Are you ready for this? What do we expect from 2021 in comparison to 2020? Not only did we have to deal with a pandemic, but the Atlantic hurricane season included 31 total cyclones, naming 30 of them. Of the named storms, 14 became hurricanes and 11 made landfall in the U.S. This broke a record standing since 1916 of 9 landfalling hurricanes. The response of communities to these events depended upon if they were prepared for them. Many of the response activities to these events were virtual as communities dealt not only with damage to their facilities, but also the impacts of the pandemic.
We usually think of the Hurricane Season as June 1st through the end of October, but storms have been forming in the Atlantic and Pacific basins earlier each year. In 2021 we have already hit the first named storm prior to June 1st. It should come as no surprise that the prediction for 2021 is another active hurricane season. NOAA predicts 13-20 named storms, 6-10 hurricanes, and 3-5 major hurricanes. As we start the 2021 hurricane season, I ask that readers think about their own evacuation plans. Are you prepared to evacuate due to an oncoming storm? The Federal Government has a website where one can view the types of supplies to include in an emergency disaster kit.
Although extreme storms are on the rise, there are more and more resources being provided by Federal and State agencies for communities to evaluate the risks they face. While trying to avoid analysis paralysis, especially at times when efficient and effective decisions are necessary, many of these resources can be used in developed preparedness plans.
U.S. Geological Survey (USGS) has been developing new products related to shoreline erosion and coastal vulnerability. There are two websites that are currently in use and provide information related to coastal hazards: the USGS "Coastal Change Hazards Portal" and the "Total Water Level and Coastal Change Forecast Viewer".
The USGS Coastal Change Hazards Portal acts as a central hub for a variety of coastal resources provided by the USGS. First, this website provides information related to probabilities of a storm type (hurricanes, Nor’easters, or real-time storm forecasting) resulting in collision (water levels and waves hitting the dune), overwash (waves overtopping the dune), and inundation (water levels inundating the dune). Perusing the forecast of the historic storms shows how valuable a tool these forecasts can be. Second, this website is also the host of the National Assessment of Shoreline Change studies, which those of us in Massachusetts can use to access the data by viewing the Massachusetts Shoreline Change Program. Finally, there is also information on the website relative to expectant changes to shorelines relative to sea level change (Figure 1). It is not a sea level rise viewer but rather provides estimates of what may be the changes to the shorelines under sea level rise.
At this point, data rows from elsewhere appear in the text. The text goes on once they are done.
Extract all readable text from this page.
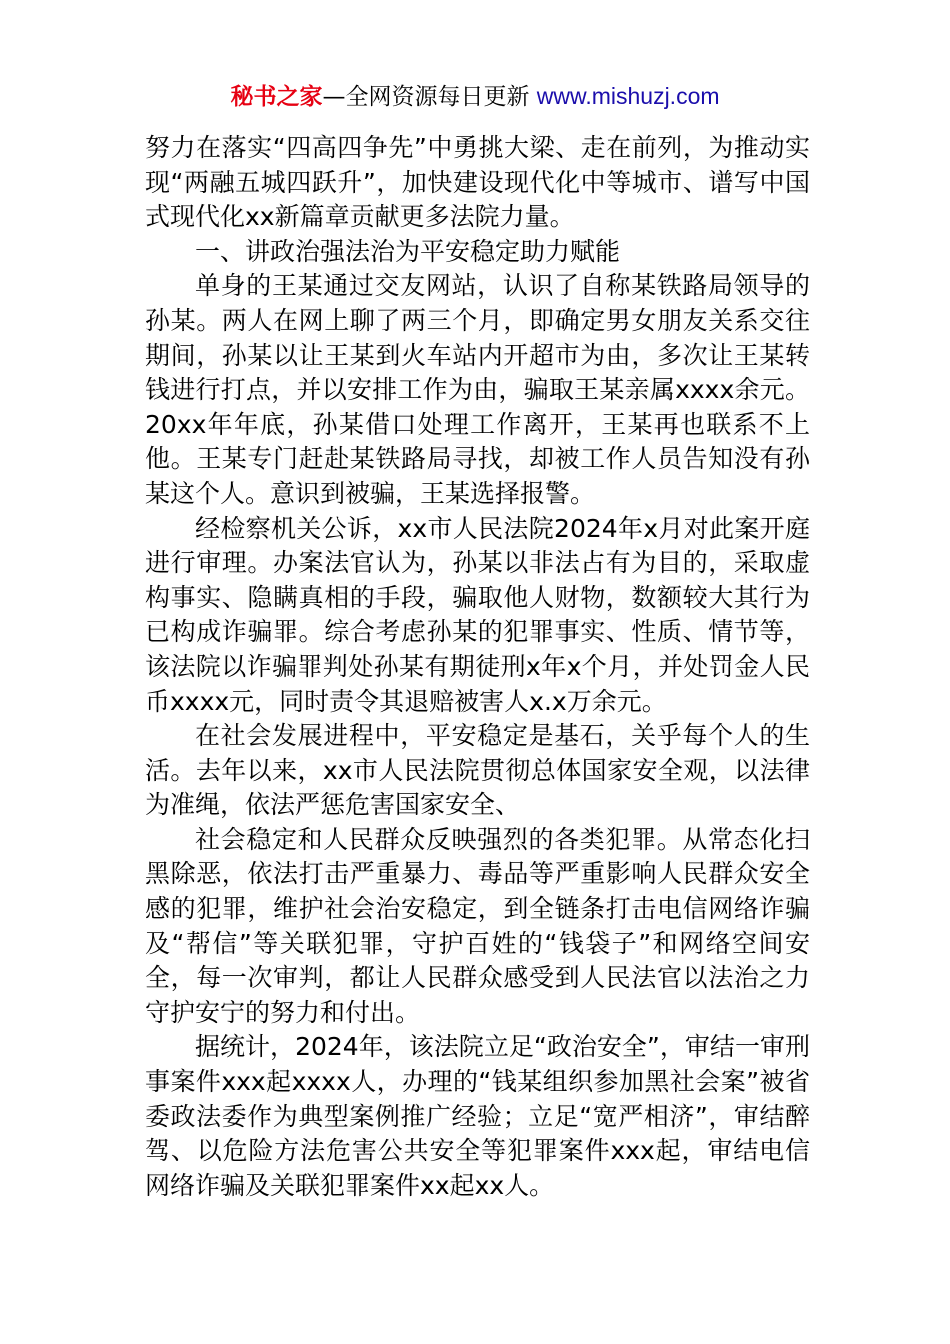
秘书之家—全网资源每日更新 www.mishuzj.com

努力在落实“四高四争先”中勇挑大梁、走在前列，为推动实现“两融五城四跃升”，加快建设现代化中等城市、谱写中国式现代化xx新篇章贡献更多法院力量。

一、讲政治强法治为平安稳定助力赋能

单身的王某通过交友网站，认识了自称某铁路局领导的孙某。两人在网上聊了两三个月，即确定男女朋友关系交往期间，孙某以让王某到火车站内开超市为由，多次让王某转钱进行打点，并以安排工作为由，骗取王某亲属xxxx余元。20xx年年底，孙某借口处理工作离开，王某再也联系不上他。王某专门赶赴某铁路局寻找，却被工作人员告知没有孙某这个人。意识到被骗，王某选择报警。

经检察机关公诉，xx市人民法院2024年x月对此案开庭进行审理。办案法官认为，孙某以非法占有为目的，采取虚构事实、隐瞒真相的手段，骗取他人财物，数额较大其行为已构成诈骗罪。综合考虑孙某的犯罪事实、性质、情节等，该法院以诈骗罪判处孙某有期徒刑x年x个月，并处罚金人民币xxxx元，同时责令其退赔被害人x.x万余元。

在社会发展进程中，平安稳定是基石，关乎每个人的生活。去年以来，xx市人民法院贯彻总体国家安全观，以法律为准绳，依法严惩危害国家安全、

社会稳定和人民群众反映强烈的各类犯罪。从常态化扫黑除恶，依法打击严重暴力、毒品等严重影响人民群众安全感的犯罪，维护社会治安稳定，到全链条打击电信网络诈骗及“帮信”等关联犯罪，守护百姓的“钱袋子”和网络空间安全，每一次审判，都让人民群众感受到人民法官以法治之力守护安宁的努力和付出。

据统计，2024年，该法院立足“政治安全”，审结一审刑事案件xxx起xxxx人，办理的“钱某组织参加黑社会案”被省委政法委作为典型案例推广经验；立足“宽严相济”，审结醉驾、以危险方法危害公共安全等犯罪案件xxx起，审结电信网络诈骗及关联犯罪案件xx起xx人。
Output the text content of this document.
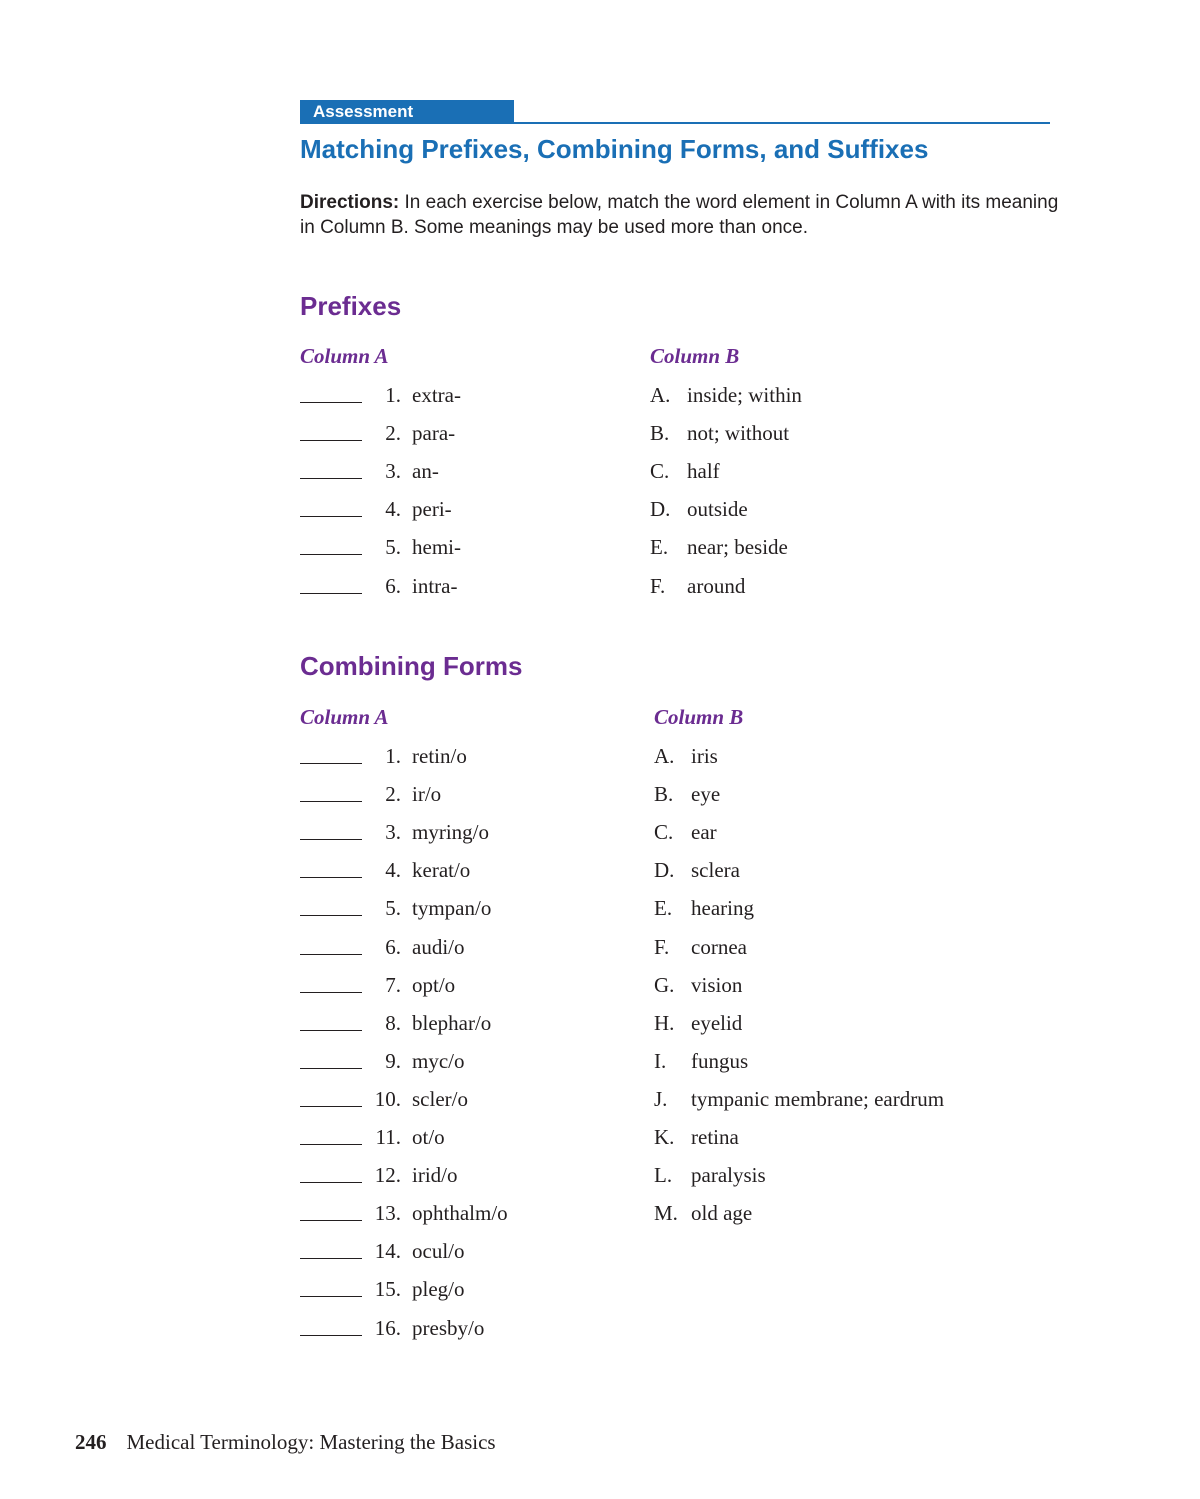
Assessment
Matching Prefixes, Combining Forms, and Suffixes
Directions: In each exercise below, match the word element in Column A with its meaning in Column B. Some meanings may be used more than once.
Prefixes
Column A	Column B
1. extra-
2. para-
3. an-
4. peri-
5. hemi-
6. intra-
A. inside; within
B. not; without
C. half
D. outside
E. near; beside
F. around
Combining Forms
Column A	Column B
1. retin/o
2. ir/o
3. myring/o
4. kerat/o
5. tympan/o
6. audi/o
7. opt/o
8. blephar/o
9. myc/o
10. scler/o
11. ot/o
12. irid/o
13. ophthalm/o
14. ocul/o
15. pleg/o
16. presby/o
A. iris
B. eye
C. ear
D. sclera
E. hearing
F. cornea
G. vision
H. eyelid
I. fungus
J. tympanic membrane; eardrum
K. retina
L. paralysis
M. old age
246 Medical Terminology: Mastering the Basics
Figure 1 – USGS Coastal Change Hazards Portal
USGS has also developed a tool called the Total Water Level and Coastal Change Forecast Viewer, shown in Figure 2. A portion of the New England coastline is within this experimental product. The data provided in this viewer are similar to those in the Coastal Change Hazards Portal (collision, overwash, and inundation), but is provided as profile-based results. The model outputs show a time series interaction of the profile with the predicted water level and total water level over the course of the forecast.
Figure 2 – USGS Total Water Level and Coastal Change Forecast Viewer
Federal Emergency Management Agency (FEMA) has also been developing a new, non-regulatory product to help communities understand their long-term risk to coastal erosion. The Coastal Erosion Hazard Map presents estimated areas at risk from coastal erosion by 2030, 2050 and 2100 under a variety of NOAA sea level rise scenarios (Figure 3). The analysis, led by Compass, a joint-venture between CDM Smith and AECOM, considers both historical rates of erosion and the acceleration of coastal erosion due to increasing sea level rise. Different shore types such as beaches or tall bluffs are analyzed using different methods so that the results present location-specific estimates of the potential for shoreline retreat. Several counties in Massachusetts are already complete and most of New England is in development.
Figure 3 – FEMA Coastal Erosion Hazard Map
When properly used, products such as those discussed above can provide awareness of risk and inform future mitigation projects. Mitigation is an important tool to reduce risk and should be incorporated continuously to be effective. Often, investment in mitigation design and planning is a challenge to identify due to other civic priorities. However, it has been estimated that $1 of mitigation investment results in $6 of reduced damages. In 2020, FEMA had its first ever round of Building Resilient Infrastructure and Communities grants and President Biden recently announced increasing the $500M available in 2020 to $1B available in 2021. FEMA also provides the Pre-Disaster Mitigation Grant Program to assist States, territories, Federally-recognized tribes and local communities in implementing sustained pre-disaster natural hazard mitigation programs. The Commonwealth of Massachusetts also has grant programs such as the Municipal Vulnerability Program and the Coastal Zone Management Grants.
More hurricanes made landfall in the U.S. last year than any year before. These and other extreme storms present risks to communities that require a thoughtful, informed approach to manage those risks and prepare for the worst. Federal and state agencies are providing mitigation grants and developing a variety of coastal products to support these efforts. As engineers and community members, we have an opportunity to strengthen our neighborhoods as we prepare for the next 2020.